La fille de l’hôtesse

 » Du vin! Nous sommes trois ; du vin, allons, du vin!
Hôtesse! nous voulons chanter jusqu’au matin.
As-tu toujours ta vigne et ta fille jolie?
L’amour, le vin, voilà les seuls biens de la vie.

– Entrez, seigneurs, entrez…. le vent est froid, la nuit.
Ma vigne donne un vin qui brûle et réjouit ;
Le soleil a mûri les raisins qu’elle porte,
Mon vin est clair et bon : buvez!… Ma fille est morte!

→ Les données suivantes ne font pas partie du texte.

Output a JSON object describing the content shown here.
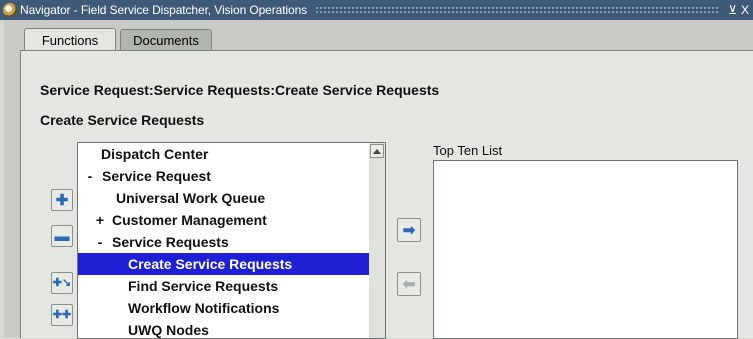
{
  "window": {
    "title": "Navigator - Field Service Dispatcher, Vision Operations",
    "minimize_glyph": "⊻",
    "close_glyph": "X"
  },
  "tabs": [
    {
      "label": "Functions",
      "active": true
    },
    {
      "label": "Documents",
      "active": false
    }
  ],
  "breadcrumb": "Service Request:Service Requests:Create Service Requests",
  "section_title": "Create Service Requests",
  "tree": {
    "nodes": [
      {
        "sign": "",
        "label": "Dispatch Center",
        "level": 1
      },
      {
        "sign": "-",
        "label": "Service Request",
        "level": 0
      },
      {
        "sign": "",
        "label": "Universal Work Queue",
        "level": 1
      },
      {
        "sign": "+",
        "label": "Customer Management",
        "level": 0
      },
      {
        "sign": "-",
        "label": "Service Requests",
        "level": 0
      },
      {
        "sign": "",
        "label": "Create Service Requests",
        "level": 2,
        "selected": true
      },
      {
        "sign": "",
        "label": "Find Service Requests",
        "level": 2
      },
      {
        "sign": "",
        "label": "Workflow Notifications",
        "level": 2
      },
      {
        "sign": "",
        "label": "UWQ Nodes",
        "level": 2
      }
    ]
  },
  "side_buttons": {
    "expand_icon": "expand-plus-icon",
    "collapse_icon": "collapse-minus-icon",
    "expand_branch_icon": "expand-branch-icon",
    "expand_all_icon": "expand-all-icon"
  },
  "transfer_buttons": {
    "add_icon": "right-arrow-icon",
    "remove_icon": "left-arrow-icon"
  },
  "top_ten": {
    "label": "Top Ten List",
    "items": []
  },
  "colors": {
    "selection": "#1f1fd6",
    "titlebar": "#3f5a78",
    "panel": "#e4e7e1"
  }
}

– Morte? – Depuis un jour. – Morte, la belle enfant!
Laisse-nous la revoir. Plus de vin, plus de chant!
Que ta lampe un instant éclaire son visage ;
Chapeau bas, nous dirons la prière d’usage. « 

Et les passants criaient :  » Du vin, allons, du vin!
Hôtesse! nous voulons chanter jusqu’au matin.
As-tu toujours ta vigne et ta fille jolie?
L’amour, le vin, voilà les seuls biens de la vie. « 

Le premier voyageur s’inclina près du lit,
Écartant les rideaux, à demi-voix il dit :
 » Belle enfant, maintenant glacée, inanimée,
Pourquoi mourir si tôt? Moi, je t’aurais aimée! « 

Et l’on disait en bas :  » Du vin, allons, du vin!
Hôtesse! nous voulons chanter jusqu’au matin.
As-tu toujours ta vigne et ta fille jolie?
L’amour, le vin, voilà les seuls biens de la vie. « 

Le second voyageur s’inclina près du lit,
Et fermant les rideaux, à demi-voix il dit :
 » Moi, je t’aimais, enfant ; j’aurais été fidèle
Adieu donc pour toujours, à toi qui fus si belle! « 

Et l’on disait en bas :  » Du vin, allons, du vin!
Hôtesse! nous voulons chanter jusqu’au matin.
As-tu toujours ta vigne et ta fille jolie?
L’amour, le vin, voilà les seuls biens de la vie. « 

Le dernier voyageur s’inclina près du lit ;
Baisant ce front de marbre, à demi-voix il dit :
 » Je t’aimais et je t’aime, enfant si tôt enfuie!
Je n’aimerai que toi jusqu’au soir de ma vie. « 

Et l’on disait en bas :  » Du vin, allons, du vin!
Hôtesse! nous voulons chanter jusqu’au matin.
As-tu toujours ta vigne et ta fille jolie?
L’amour, le vin, voilà les seuls biens de la vie. « 

Et la mère à genoux disait, mais sans pleurer :
 » Un cœur pur en ces lieux ne pouvait demeurer ;
Un bon ange veillait sur ma fille innocente…
Elle pleurait ici, dans le ciel elle chante! « 

Et l’on disait en bas :  » Du vin, allons, du vin!
Hôtesse! nous voulons chanter jusqu’au matin.
As-tu toujours ta vigne et ta fille jolie?
L’amour, le vin, voilà les seuls biens de la vie.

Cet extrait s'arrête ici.